The History of Ethernet 322
Z34107 tips an article at Ars about the history of ethernet, from its humble beginnings at Xerox PARC in the mid-'70s, to its standardization and broad adoption, to the never-ending quest for higher throughput. Quoting:
"It's hard to believe now, but in the early 1980s, 10Mbps Ethernet was very fast. Think about it: is there any other 30-year-old technology still present in current computers? 300 baud modems? 500 ns memory? Daisy wheel printers? But even today, 10Mbps is not an entirely unusable speed, and it's still part of the 10/100/1000Mbps Ethernet interfaces in our computers. Still, by the early 1990s, Ethernet didn't feel as fast as it did a decade earlier. Consider the VAX-11/780, a machine released in 1977 by Digital Equipment Corporation. The 780 comes with some 2MB RAM and runs at 5MHz. Its speed is almost exactly one MIPS and it executes 1757 dhrystones per second. (Dhrystone is a CPU benchmark developed in 1984; the name is a play on the even older Whetstone benchmark.) A current Intel i7 machine may run at 3GHz and have 3GB RAM, executing nearly 17 million dhrystones per second. If network speeds had increased as fast as processor speeds, the i7 would today at least have a 10Gbps network interface, and perhaps a 100Gbps one."
Re:We don't need pipes that big (Score:3, Informative)
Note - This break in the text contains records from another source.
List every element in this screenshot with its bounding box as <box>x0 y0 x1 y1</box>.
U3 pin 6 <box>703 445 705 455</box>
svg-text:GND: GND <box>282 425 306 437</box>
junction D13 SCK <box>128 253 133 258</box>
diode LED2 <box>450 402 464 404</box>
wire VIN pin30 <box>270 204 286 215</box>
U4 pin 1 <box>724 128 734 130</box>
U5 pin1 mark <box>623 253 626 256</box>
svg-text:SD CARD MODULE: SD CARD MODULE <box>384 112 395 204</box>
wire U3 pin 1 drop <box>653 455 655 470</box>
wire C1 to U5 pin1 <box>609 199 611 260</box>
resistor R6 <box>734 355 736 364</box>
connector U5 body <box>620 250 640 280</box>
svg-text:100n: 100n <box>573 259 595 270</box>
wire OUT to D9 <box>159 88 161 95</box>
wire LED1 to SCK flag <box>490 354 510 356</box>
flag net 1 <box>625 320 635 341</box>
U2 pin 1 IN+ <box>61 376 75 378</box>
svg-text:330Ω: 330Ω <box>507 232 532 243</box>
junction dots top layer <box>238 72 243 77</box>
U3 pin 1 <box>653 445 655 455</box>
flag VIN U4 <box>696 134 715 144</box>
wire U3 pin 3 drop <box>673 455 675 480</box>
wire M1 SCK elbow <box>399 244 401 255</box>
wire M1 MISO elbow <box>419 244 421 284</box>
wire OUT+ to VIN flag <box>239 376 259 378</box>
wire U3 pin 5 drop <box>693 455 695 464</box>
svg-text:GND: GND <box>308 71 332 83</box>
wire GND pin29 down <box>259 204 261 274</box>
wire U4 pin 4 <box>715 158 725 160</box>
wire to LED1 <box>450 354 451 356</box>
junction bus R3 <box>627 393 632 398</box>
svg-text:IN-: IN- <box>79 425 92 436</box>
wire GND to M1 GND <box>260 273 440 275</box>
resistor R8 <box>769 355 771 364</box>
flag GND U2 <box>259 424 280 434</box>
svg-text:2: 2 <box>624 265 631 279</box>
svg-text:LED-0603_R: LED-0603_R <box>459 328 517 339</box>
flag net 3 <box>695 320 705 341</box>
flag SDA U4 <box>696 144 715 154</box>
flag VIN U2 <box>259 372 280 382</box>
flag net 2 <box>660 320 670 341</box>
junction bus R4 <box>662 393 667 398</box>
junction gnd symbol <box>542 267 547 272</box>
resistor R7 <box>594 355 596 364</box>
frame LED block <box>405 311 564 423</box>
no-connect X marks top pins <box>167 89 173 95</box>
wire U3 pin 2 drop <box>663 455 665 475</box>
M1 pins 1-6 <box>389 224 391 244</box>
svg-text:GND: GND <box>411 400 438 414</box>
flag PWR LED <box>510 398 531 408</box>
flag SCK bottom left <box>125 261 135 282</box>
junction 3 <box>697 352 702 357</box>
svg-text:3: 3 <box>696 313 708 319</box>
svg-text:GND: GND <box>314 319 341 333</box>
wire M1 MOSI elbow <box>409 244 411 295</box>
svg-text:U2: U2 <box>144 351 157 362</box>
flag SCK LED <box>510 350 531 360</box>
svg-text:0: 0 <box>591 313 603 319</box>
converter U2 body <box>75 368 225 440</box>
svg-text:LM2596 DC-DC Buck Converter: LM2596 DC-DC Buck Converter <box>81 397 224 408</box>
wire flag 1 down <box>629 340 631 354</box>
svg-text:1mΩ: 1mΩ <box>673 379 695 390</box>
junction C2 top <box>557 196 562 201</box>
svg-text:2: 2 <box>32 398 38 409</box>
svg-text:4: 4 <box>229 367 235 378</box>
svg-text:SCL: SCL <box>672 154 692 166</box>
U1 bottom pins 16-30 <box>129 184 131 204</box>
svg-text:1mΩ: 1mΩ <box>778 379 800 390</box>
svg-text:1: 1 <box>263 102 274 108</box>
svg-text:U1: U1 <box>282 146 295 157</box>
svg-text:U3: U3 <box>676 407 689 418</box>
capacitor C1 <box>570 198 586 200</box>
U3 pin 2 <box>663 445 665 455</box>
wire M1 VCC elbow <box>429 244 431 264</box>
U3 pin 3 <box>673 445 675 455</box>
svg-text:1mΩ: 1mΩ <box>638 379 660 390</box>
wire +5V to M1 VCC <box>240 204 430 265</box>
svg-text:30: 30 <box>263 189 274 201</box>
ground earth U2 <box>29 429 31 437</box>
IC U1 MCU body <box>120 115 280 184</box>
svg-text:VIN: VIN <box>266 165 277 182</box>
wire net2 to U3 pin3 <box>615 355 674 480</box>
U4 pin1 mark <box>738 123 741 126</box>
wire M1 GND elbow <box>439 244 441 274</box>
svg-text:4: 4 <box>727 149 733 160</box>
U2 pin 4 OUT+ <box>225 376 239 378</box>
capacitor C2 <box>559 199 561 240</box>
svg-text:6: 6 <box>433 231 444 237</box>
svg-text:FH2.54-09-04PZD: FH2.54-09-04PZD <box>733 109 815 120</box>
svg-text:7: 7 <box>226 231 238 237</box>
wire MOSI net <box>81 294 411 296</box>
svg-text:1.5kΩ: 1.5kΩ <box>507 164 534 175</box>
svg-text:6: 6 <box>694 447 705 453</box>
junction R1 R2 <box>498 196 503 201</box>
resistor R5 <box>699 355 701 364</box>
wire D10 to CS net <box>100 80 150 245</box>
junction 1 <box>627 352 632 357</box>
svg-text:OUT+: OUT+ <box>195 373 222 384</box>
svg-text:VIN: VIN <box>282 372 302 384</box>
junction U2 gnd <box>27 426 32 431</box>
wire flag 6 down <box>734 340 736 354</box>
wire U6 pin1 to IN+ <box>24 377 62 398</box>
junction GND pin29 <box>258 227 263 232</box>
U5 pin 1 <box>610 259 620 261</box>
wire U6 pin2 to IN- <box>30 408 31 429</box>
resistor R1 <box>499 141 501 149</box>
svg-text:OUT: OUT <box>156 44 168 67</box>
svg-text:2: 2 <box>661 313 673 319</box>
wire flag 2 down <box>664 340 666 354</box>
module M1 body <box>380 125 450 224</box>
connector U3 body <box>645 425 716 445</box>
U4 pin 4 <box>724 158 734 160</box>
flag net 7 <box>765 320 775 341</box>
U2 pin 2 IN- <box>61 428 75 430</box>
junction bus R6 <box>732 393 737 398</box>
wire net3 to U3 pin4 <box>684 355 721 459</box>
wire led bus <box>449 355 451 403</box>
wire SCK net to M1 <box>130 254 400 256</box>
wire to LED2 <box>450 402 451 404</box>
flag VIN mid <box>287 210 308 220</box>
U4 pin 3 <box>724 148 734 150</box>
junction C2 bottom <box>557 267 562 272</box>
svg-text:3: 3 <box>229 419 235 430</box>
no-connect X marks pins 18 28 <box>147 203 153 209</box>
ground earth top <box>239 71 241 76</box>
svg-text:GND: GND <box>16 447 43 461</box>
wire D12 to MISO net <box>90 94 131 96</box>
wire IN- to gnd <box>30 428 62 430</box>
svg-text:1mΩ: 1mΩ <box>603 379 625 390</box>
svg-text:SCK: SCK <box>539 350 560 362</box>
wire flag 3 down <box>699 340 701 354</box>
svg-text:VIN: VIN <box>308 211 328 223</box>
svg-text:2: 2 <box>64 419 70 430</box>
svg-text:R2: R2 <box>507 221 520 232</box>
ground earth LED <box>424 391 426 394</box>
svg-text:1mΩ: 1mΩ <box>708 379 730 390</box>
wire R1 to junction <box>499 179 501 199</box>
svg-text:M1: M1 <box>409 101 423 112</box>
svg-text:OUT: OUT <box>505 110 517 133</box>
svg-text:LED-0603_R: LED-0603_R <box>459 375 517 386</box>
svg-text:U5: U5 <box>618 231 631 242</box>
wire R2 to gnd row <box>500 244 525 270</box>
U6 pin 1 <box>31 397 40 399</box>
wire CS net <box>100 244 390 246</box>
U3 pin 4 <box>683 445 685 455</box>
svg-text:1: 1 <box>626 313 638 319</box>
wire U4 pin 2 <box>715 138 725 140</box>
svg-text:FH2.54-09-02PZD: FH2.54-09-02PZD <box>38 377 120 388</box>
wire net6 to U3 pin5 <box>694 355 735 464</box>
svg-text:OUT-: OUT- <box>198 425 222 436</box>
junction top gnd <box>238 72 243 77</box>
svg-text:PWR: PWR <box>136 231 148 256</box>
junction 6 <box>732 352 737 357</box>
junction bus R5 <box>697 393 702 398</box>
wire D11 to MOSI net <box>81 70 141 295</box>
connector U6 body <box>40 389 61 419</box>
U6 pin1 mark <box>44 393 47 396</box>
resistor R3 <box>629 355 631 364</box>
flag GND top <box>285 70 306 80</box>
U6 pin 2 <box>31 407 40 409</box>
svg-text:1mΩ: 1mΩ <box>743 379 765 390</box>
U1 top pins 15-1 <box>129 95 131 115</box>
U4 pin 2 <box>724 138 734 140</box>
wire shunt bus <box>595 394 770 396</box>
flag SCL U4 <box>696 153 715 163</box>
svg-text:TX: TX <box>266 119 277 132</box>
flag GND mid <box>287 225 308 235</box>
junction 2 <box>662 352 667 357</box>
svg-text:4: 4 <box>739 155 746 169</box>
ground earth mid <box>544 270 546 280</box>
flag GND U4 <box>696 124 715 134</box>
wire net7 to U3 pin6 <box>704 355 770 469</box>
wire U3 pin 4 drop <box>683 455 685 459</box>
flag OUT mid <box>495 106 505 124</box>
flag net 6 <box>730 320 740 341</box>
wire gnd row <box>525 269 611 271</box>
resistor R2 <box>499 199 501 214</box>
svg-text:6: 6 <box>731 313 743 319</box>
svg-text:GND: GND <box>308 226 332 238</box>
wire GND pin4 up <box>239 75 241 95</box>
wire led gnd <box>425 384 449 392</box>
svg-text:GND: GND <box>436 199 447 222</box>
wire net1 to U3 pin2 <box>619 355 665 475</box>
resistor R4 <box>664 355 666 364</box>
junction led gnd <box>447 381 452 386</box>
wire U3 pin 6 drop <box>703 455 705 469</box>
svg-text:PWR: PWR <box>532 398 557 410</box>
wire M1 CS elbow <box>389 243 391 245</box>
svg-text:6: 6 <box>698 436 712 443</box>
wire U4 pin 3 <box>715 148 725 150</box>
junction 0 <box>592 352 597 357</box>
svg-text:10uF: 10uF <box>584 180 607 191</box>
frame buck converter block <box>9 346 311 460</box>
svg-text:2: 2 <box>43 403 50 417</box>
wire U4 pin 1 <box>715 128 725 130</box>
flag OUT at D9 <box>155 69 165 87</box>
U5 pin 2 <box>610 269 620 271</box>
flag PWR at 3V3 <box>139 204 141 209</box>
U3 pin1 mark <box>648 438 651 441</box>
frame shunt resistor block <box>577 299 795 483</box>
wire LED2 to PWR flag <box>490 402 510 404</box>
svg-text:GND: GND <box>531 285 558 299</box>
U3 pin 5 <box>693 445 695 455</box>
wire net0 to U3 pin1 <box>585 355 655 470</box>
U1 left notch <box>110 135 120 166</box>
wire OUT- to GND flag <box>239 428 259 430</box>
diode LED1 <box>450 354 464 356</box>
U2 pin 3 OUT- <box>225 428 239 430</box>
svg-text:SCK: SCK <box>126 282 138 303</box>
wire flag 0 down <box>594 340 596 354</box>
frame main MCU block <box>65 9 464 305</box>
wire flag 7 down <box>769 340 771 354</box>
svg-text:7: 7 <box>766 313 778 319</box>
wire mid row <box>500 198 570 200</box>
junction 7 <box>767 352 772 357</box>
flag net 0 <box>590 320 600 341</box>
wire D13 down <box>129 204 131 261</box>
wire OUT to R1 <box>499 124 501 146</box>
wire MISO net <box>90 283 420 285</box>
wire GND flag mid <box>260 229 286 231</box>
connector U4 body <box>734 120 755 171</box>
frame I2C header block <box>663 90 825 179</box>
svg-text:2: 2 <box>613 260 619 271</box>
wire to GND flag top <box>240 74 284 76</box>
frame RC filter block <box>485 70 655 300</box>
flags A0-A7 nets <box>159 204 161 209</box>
There are many times when mundane tasks such as running office application, browsing the web and watching videos run up against anemic system barriers. A netbook from 3 years ago should be able to do all of these things proficiently, but try copying a large amount of data from one Office program to another while having a few other programs running and you'll quickly hit your page file. How about watching a video while this is happening? Yes, all of these things still work on the anemic system, but sometimes it's worth the extra money to not be bogged down during the outliers.